Add to that one million young people without jobs, a good proportion of whom have insufficient education to even have a prospect of getting one, and you have trouble. This is where flawed policies, half baked theories and weak politicians, coupled with a collapse of conscience and a failure of parenting have brought us to. Sorting it out will take an uncharacteristic and heavy hand. That will form further resentments and leave lasting scars. In tandem and importantly, we have to re-think; we have to learn why it is that decent young people become mindless criminals overnight and why their frightened parents have no power to control them. The answers are obvious to those who bother. Bothering is now a universal responsibility.

Down Grade

Saturday, August 6th, 2011

So, it has happened. Americans, especially the government, will not see it this way, but this may turn out to be a good thing. For too long the United States has followed a financial policy that is potentially ruinous. Spending up to twice your income and borrowing the rest.

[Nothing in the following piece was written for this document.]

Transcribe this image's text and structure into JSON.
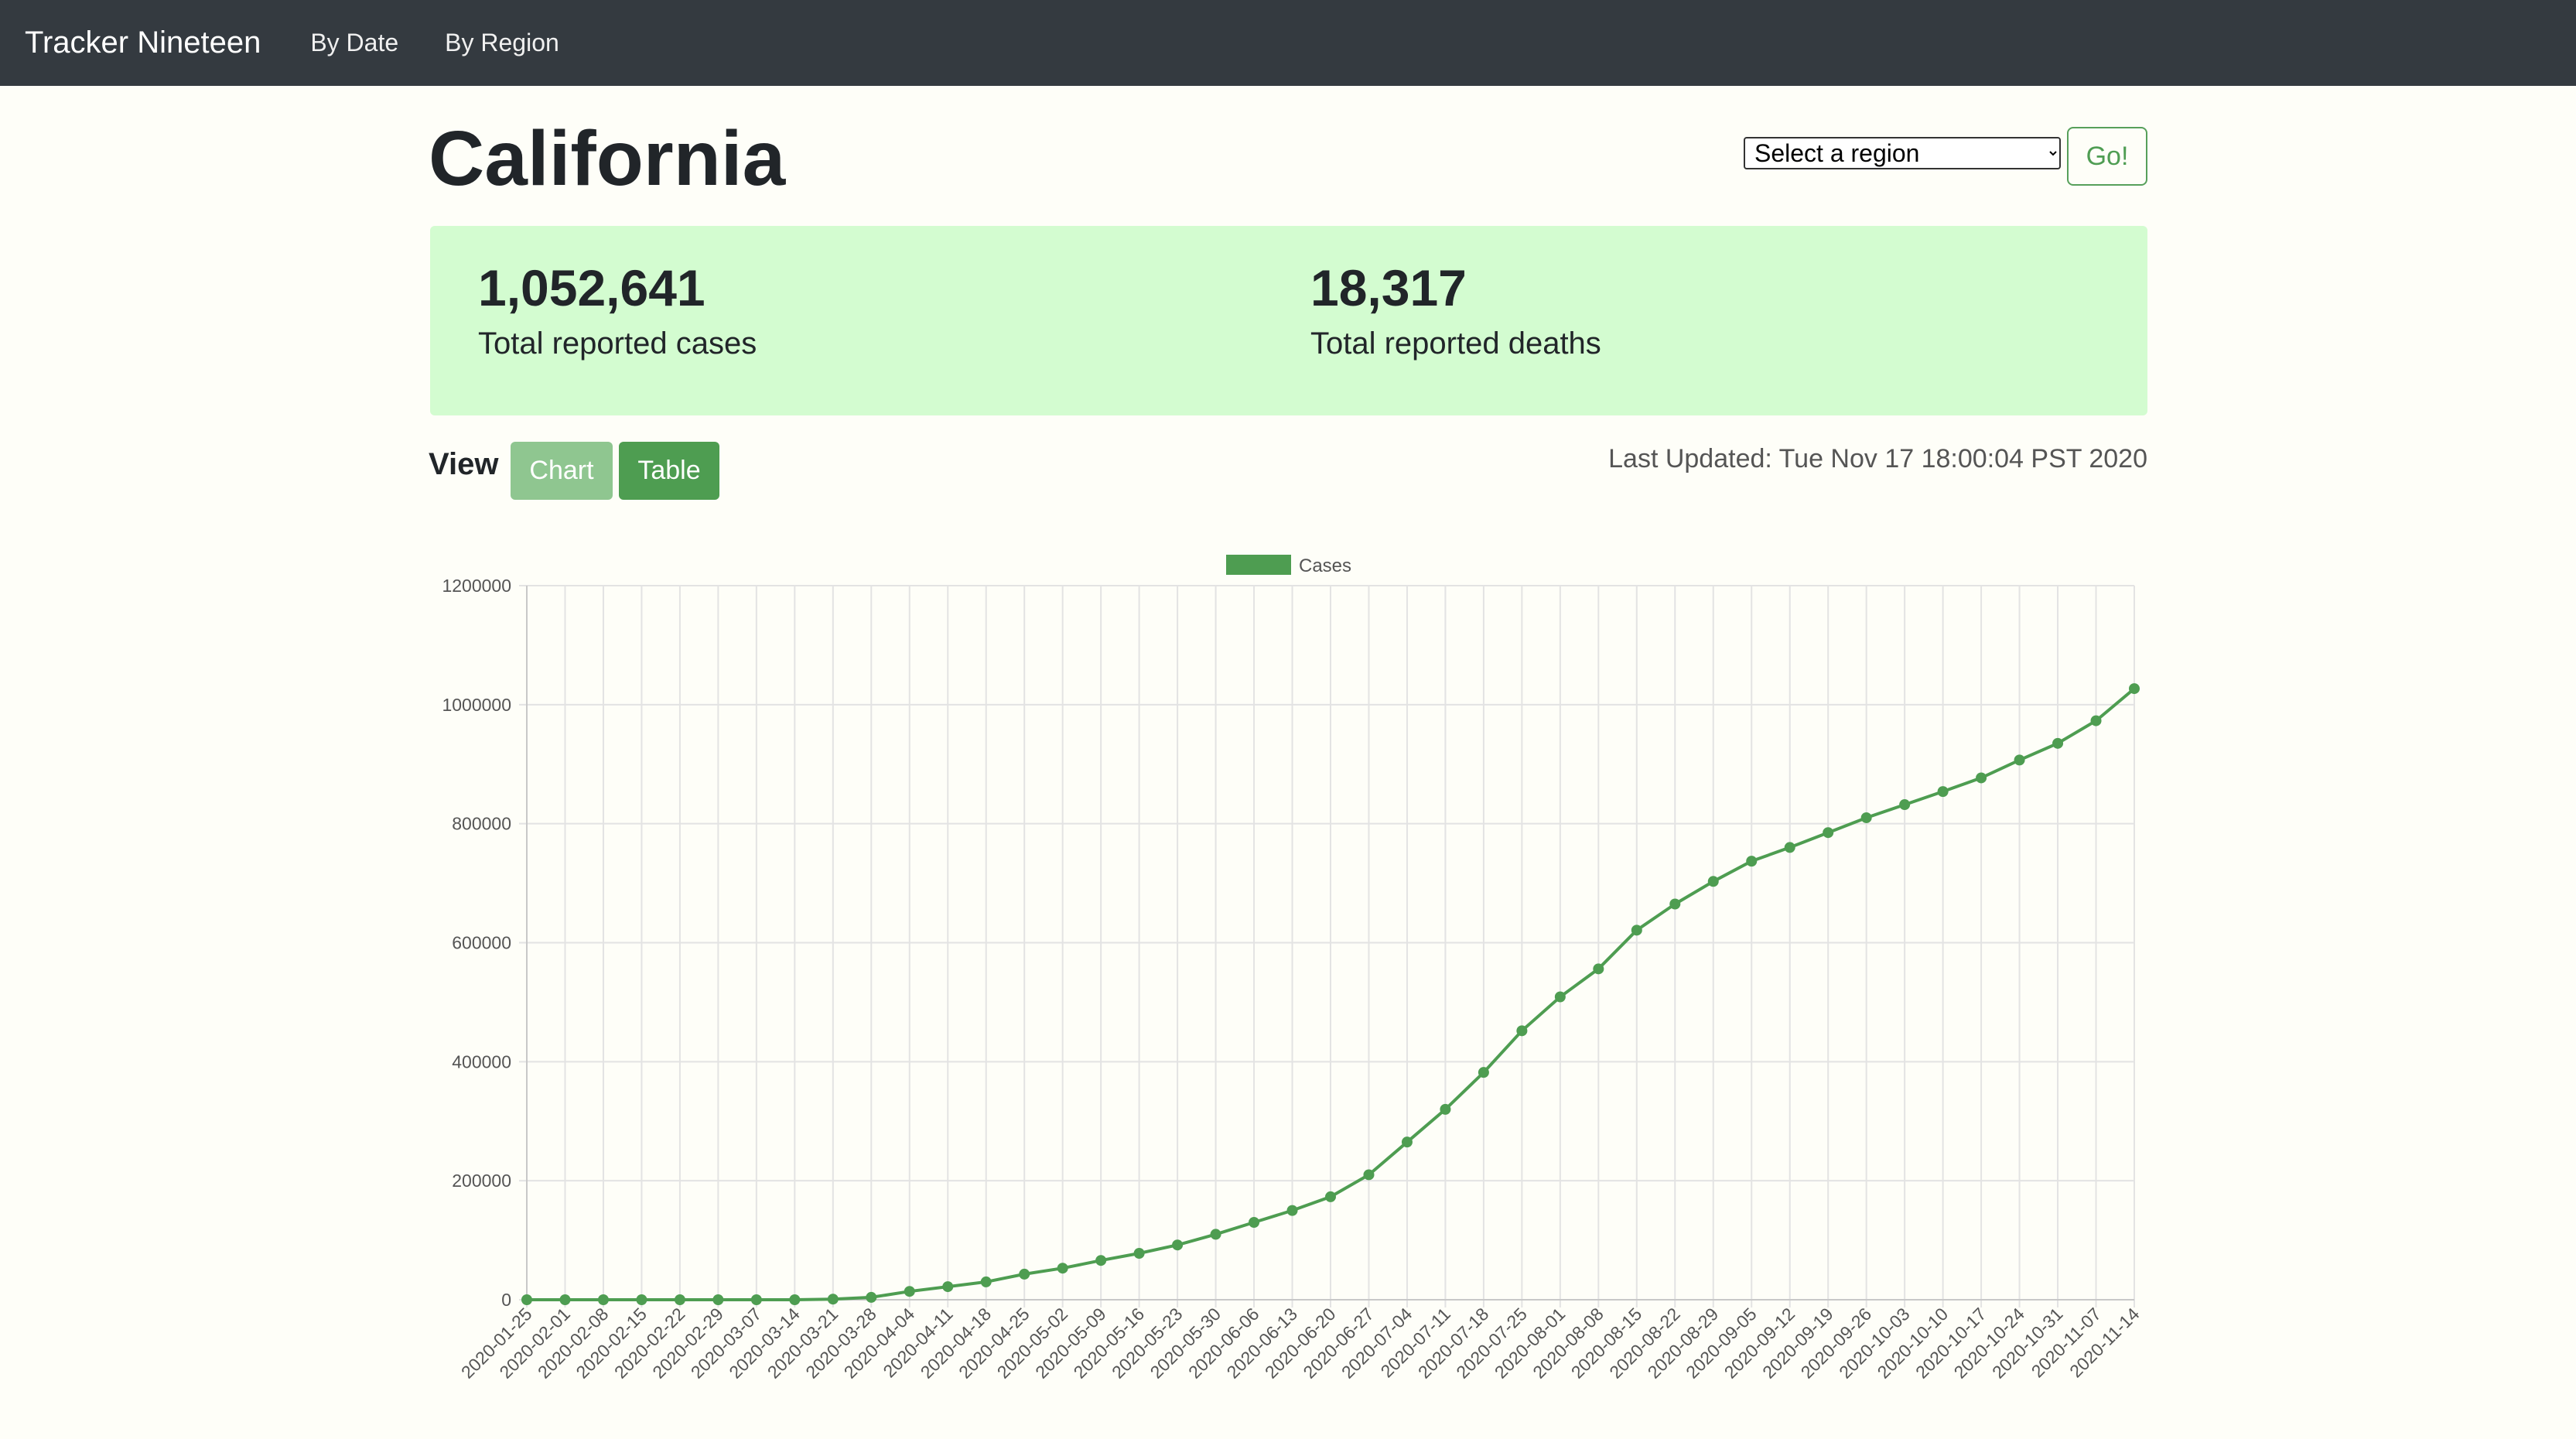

Always the mantra is that you pay back debt out of growth, but always the reality is that the borrowing grows at least as fast as the growth. The instigator of this mis-guided and dysfuntional economic theory was Ronald Reagan. History will not hold him in the same affection as the American people hold him now.

His brand of Reaganomics was followed by the two Bushes over three terms. Clinton bequeathed a balanced budget. It is therefore very ironic that the Tea Party is a movement within the Republican Party, as it is Republican Presidents who have done the most damage. It is true that Obama tried to spend his way out of trouble, but that cannot work in an economy hopelessly over spent already.

However it is not the details of the figures which are the cause of the current crisis or the downgrade. It is the realisation that the Western economies, which owe more than 70% of all the money owed in the world, have borrowed too much to repay in full. The cuts needed to make repayment possible will, coupled with the huge and rising interest bills, make such a drag on the economic activity of the countries involved, that something will have to give.  Add to that, the complete dysfunctionality of the U.S. model of government in a crisis of this magnitude and nobody can see with clarity what can be done nor what will be done.

Here there is a sharp paralell with Europe. The political deadlock and inaction at the heart of European governance of the Euro is the primary cause of the mounting anxiety that, not only are the debt levels unsustainable, but nobody is able to agree what to do.

Enter an angry China. This is not good enough, they tell the humiliated Americans. The UK should be saying something similar, because of the rarely reported fact that we are the third largest holder of US debt, $.35 trillion in fact. There is also some synergy between the British and Chinese. Britain’s muddle of a Constitution is only a limited democracy. The advantage is the ability to enjoy stable government which is empowered to take decisive action. China’s Communist capitalism can deliver the same, decisive government. So for that matter can Putin’s Russia. Between them Russia and China now hold, on the latest July 2011 figures,  $3.7 trillion of reserves between them, of which China’s share is now an eye popping $3.2 trillion. The UK needs to start looking East.

Meanwhile both the US and the Eurozone have to sort out their governance issues. Failure to do so will cost the Euozone the Euro and America control of the dollar.